Question

If \[x=0.02\overline{7}\] show that \[12x=0.\overline{3}.\]

Answer 1

Hint: We have a number in the decimal expansion with the repeated term. We will first convert x into the rational (fractional) form by cancelling the repeated term. Once we have x in the fractional form, we will multiply it by 12 and show that 12x is \[0.\overline{3}\] in the decimal expansion.

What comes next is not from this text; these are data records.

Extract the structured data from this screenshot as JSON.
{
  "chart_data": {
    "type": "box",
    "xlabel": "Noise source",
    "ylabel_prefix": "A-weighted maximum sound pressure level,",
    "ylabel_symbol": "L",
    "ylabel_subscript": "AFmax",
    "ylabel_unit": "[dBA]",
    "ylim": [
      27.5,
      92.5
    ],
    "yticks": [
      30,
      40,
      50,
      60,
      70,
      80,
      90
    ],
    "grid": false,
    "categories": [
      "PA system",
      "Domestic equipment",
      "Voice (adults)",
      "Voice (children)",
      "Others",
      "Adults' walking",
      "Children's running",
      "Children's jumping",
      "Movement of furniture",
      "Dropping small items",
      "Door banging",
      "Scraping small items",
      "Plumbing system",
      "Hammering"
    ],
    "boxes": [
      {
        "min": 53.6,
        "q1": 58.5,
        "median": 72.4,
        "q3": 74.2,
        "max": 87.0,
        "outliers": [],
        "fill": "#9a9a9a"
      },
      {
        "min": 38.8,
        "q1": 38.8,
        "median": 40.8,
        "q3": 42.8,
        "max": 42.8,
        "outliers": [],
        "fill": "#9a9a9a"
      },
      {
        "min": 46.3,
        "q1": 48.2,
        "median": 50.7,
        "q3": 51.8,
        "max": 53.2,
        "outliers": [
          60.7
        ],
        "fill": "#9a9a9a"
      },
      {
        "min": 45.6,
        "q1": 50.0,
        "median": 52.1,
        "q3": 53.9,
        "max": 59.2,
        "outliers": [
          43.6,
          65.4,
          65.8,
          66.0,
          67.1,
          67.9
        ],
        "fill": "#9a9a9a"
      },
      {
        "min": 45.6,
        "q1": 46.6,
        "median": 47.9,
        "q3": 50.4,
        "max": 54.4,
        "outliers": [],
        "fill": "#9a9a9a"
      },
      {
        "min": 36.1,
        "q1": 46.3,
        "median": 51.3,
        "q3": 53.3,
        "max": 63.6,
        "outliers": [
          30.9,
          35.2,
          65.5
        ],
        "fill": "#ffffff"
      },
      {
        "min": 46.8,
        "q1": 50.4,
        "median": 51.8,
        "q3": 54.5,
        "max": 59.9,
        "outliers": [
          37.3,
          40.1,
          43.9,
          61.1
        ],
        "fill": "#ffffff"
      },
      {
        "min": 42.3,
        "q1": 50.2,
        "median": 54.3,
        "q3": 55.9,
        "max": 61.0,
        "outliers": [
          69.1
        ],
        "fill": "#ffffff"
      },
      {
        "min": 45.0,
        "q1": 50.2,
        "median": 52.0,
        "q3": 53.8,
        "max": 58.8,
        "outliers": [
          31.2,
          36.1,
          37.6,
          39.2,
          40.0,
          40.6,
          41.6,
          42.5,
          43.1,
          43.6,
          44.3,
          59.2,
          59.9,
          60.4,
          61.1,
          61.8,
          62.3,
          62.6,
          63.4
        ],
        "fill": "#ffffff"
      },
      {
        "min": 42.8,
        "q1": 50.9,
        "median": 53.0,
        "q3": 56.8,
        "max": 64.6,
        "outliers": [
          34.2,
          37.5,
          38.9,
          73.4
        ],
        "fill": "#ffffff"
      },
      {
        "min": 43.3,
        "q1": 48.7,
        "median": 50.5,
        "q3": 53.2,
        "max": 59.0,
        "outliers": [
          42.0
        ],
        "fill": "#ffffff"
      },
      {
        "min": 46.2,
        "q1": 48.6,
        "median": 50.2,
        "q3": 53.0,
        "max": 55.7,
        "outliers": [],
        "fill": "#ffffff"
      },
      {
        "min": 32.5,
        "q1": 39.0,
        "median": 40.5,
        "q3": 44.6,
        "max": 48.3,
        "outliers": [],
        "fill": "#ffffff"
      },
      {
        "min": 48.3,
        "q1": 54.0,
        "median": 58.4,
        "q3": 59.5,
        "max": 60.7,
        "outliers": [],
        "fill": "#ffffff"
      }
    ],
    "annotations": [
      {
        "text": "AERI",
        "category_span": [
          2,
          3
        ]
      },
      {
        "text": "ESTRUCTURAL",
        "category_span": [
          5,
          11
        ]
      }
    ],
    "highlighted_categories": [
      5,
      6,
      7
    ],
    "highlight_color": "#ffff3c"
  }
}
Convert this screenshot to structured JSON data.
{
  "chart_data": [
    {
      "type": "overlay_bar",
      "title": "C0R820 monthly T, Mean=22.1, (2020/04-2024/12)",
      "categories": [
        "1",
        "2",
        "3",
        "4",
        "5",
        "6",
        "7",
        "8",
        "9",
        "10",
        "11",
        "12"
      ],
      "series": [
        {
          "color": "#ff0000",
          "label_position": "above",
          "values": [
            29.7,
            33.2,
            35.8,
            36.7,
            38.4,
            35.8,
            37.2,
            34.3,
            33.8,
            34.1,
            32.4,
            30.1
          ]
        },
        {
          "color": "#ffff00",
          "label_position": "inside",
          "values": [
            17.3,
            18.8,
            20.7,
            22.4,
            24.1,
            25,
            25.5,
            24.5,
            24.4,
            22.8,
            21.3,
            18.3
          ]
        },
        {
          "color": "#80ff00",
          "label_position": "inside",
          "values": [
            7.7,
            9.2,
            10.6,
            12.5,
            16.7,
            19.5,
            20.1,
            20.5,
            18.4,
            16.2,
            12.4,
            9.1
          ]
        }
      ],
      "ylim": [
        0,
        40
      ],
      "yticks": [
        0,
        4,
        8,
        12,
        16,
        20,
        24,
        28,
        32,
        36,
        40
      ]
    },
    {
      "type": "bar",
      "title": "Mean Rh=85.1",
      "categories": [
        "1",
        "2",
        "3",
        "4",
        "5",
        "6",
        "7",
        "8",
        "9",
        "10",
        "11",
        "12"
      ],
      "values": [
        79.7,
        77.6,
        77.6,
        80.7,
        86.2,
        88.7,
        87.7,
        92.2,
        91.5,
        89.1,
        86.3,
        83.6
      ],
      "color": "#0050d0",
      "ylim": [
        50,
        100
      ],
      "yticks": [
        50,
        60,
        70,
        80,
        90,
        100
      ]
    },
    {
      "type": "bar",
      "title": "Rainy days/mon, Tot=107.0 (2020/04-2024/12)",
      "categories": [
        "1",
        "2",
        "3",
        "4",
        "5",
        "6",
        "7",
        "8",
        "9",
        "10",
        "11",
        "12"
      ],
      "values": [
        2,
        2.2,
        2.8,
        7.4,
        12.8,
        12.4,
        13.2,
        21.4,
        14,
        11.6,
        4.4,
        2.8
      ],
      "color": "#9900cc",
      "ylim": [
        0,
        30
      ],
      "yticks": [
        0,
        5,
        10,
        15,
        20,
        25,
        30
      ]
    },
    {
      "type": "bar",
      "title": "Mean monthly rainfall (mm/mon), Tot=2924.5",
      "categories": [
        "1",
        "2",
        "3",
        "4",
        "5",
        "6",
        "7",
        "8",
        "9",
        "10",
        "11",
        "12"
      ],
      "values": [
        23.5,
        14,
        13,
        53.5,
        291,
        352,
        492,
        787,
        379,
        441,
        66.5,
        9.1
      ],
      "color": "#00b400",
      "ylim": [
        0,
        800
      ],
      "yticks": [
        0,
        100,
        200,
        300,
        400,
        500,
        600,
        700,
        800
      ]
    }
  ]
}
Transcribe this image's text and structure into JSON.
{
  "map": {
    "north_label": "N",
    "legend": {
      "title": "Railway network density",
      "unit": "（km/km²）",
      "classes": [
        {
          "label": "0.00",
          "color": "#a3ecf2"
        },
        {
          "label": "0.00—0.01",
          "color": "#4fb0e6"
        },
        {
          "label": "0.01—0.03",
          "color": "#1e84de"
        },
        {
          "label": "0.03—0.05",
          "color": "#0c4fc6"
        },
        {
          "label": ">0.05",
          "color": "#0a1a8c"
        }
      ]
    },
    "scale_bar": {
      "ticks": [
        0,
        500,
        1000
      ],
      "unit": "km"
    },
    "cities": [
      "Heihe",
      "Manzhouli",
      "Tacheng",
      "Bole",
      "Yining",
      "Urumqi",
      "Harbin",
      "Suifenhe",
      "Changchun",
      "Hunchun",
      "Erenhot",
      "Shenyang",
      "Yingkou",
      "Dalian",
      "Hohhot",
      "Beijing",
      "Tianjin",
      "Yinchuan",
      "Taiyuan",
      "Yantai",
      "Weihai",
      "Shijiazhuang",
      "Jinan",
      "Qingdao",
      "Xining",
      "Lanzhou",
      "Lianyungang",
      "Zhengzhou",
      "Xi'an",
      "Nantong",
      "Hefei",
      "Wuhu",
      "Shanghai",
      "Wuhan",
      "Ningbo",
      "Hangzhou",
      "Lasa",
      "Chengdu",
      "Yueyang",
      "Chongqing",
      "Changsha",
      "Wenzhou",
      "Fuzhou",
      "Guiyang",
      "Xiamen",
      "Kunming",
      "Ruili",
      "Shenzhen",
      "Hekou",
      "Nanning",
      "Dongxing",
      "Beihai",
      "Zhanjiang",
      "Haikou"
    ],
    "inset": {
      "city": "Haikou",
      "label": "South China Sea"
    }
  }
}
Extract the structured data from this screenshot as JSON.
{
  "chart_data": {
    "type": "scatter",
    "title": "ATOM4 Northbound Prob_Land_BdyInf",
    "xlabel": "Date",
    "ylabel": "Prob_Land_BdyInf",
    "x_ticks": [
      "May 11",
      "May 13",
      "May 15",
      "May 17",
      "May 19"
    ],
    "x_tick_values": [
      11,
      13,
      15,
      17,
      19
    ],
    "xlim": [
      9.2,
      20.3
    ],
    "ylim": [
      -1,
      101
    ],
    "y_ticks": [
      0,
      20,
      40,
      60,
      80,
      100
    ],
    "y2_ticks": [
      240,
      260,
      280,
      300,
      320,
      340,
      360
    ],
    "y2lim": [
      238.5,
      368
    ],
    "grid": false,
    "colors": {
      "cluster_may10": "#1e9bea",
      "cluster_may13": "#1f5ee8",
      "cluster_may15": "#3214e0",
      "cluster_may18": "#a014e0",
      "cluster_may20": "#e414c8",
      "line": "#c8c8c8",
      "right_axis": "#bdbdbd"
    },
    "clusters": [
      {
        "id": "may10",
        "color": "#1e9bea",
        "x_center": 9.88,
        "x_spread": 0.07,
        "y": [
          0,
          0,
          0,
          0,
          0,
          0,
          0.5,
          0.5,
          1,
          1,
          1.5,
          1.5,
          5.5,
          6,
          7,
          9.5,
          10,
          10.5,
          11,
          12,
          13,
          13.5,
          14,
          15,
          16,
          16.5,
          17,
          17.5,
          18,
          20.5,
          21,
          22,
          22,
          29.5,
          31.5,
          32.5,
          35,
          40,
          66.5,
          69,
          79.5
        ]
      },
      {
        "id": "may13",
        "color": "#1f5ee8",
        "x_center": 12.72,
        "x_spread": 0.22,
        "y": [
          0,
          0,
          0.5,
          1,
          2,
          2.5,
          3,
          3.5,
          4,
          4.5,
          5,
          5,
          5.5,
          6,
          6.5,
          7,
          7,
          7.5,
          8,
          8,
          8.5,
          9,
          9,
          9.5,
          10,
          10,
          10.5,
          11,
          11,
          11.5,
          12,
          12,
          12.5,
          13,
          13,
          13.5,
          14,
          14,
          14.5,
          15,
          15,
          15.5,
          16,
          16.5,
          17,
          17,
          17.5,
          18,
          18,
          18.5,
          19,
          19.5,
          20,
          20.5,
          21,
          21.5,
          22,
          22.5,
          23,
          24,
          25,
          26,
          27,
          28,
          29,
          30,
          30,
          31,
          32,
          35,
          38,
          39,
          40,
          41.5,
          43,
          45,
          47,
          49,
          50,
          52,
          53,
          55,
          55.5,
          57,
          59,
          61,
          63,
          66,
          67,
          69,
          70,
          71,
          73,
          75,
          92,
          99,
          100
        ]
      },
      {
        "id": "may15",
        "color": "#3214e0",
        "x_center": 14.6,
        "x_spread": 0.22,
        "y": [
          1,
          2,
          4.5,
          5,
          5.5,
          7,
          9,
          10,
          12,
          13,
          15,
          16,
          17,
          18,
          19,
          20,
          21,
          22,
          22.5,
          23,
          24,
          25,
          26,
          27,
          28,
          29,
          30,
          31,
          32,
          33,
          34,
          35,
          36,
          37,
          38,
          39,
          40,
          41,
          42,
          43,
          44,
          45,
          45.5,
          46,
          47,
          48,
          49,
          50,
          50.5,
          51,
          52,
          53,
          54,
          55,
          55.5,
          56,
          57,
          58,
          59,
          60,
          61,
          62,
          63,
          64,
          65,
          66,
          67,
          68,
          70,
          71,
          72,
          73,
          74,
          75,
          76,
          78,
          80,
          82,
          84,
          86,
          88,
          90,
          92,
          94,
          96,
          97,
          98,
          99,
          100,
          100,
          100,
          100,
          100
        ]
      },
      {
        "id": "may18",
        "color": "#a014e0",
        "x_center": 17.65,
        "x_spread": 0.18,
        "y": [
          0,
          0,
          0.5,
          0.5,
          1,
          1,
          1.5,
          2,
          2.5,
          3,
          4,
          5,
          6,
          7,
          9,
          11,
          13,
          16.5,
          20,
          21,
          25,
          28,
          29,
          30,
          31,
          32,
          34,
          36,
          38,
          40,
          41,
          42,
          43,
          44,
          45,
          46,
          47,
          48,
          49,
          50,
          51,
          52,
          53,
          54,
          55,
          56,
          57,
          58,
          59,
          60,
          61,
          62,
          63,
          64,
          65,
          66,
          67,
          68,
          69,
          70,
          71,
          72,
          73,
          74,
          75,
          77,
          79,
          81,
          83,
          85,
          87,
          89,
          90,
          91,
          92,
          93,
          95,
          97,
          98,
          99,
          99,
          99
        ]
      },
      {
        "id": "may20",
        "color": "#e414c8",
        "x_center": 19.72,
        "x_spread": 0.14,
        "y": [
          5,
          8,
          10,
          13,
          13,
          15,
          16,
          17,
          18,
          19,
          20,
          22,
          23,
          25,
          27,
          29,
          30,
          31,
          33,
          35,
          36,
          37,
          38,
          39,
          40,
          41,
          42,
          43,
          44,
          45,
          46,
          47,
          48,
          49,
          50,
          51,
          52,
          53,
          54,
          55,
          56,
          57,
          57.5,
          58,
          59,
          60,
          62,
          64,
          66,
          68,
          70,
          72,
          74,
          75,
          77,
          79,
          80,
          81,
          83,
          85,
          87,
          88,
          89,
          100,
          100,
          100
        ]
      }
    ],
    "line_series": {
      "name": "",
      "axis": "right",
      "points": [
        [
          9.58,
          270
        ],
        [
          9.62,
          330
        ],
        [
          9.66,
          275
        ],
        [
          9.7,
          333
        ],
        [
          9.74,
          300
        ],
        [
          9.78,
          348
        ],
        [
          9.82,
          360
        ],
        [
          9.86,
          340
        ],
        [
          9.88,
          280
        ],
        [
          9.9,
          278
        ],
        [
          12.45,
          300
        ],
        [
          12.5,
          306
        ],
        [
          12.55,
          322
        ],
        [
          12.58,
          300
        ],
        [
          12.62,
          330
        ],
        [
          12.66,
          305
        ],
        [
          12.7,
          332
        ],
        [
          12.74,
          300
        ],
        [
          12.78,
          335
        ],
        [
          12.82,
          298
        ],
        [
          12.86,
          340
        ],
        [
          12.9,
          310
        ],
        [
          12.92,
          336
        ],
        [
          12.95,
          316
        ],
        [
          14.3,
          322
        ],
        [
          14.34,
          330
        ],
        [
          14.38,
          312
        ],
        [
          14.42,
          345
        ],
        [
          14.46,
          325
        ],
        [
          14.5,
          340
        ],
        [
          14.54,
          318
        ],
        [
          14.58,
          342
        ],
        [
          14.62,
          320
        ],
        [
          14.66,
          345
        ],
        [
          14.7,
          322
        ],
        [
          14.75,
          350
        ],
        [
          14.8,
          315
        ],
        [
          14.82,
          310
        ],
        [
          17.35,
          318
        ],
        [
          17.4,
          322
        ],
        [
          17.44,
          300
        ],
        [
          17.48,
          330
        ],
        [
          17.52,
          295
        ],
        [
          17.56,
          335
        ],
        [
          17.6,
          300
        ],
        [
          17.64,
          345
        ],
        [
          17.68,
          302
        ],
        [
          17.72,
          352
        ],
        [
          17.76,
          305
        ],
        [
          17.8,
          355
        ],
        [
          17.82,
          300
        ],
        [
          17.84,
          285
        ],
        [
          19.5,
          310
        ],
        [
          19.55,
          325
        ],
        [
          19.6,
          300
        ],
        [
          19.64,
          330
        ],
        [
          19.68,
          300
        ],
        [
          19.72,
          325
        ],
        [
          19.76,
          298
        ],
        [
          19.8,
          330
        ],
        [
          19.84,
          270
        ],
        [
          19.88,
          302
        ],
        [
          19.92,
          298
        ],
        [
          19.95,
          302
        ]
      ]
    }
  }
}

Complete step-by-step answer:
We are given that \[x=0.02\overline{7}\] and we are asked to show that \[12x=0.\overline{3}.\] We will first find the fractional form of x and then we will solve further.
Now, we have x as
\[x=0.02\overline{7}.....\left( i \right)\]
We can see that the repeating number is after the second place from the decimal. So, we will multiply equation (i) by 100.
Multiplying (i) by 100, we get,
\[\Rightarrow 100x=2.\overline{7}.....\left( ii \right)\]
As the repeating term is just 1 digit, so we multiply (ii) by 10. So, we get,
\[\Rightarrow 1000x=27.\overline{7}.....\left( iii \right)\]
Now, we get rid of the repeating part. To do so, we will subtract (ii) from (iii). So, we get,
\[\begin{align}
  & 1000x=27.\overline{7} \\
 & 100x=2.\overline{7} \\
 & \underline{-\text{ }-} \\
 & 900x=25.0 \\
\end{align}\]
Now, we have,
\[\Rightarrow 900x=25\]
Divide both the sides by 900, we get,
\[\Rightarrow \dfrac{900x}{900}=\dfrac{25}{900}\]
Simplifying further, we get,
\[\Rightarrow x=\dfrac{1}{36}\]
So, we get the fraction from \[x=0.02\overline{7}\] as \[\dfrac{1}{36}.\]
Now, we found 12x as \[x=\dfrac{1}{36}.\]
So,
\[\Rightarrow 12x=12\times \dfrac{1}{36}\]
Solving further, we get,
\[\Rightarrow 12x=\dfrac{1}{3}\]
Changing \[\dfrac{1}{3}\] to decimal form, we get,
\[\Rightarrow 12x=0.\overline{3}\]
Hence proved.

Note: We always first shift the decimal near to the repeating term and then shift the repeating term and then lastly subtract to cancel the repeating term. If we directly shift the decimal to the repeating term, then we get no solution.
As, \[x=0.02\overline{7}.....\left( i \right)\]
Multiplying both the sides by 1000 to shift the decimal to the repeating term, we get,
\[\Rightarrow 1000x=27.\overline{7}.....\left( ii \right)\]
Now, if we subtract (i) from (ii), we get no solution as there is no difference in the location of the repeating term.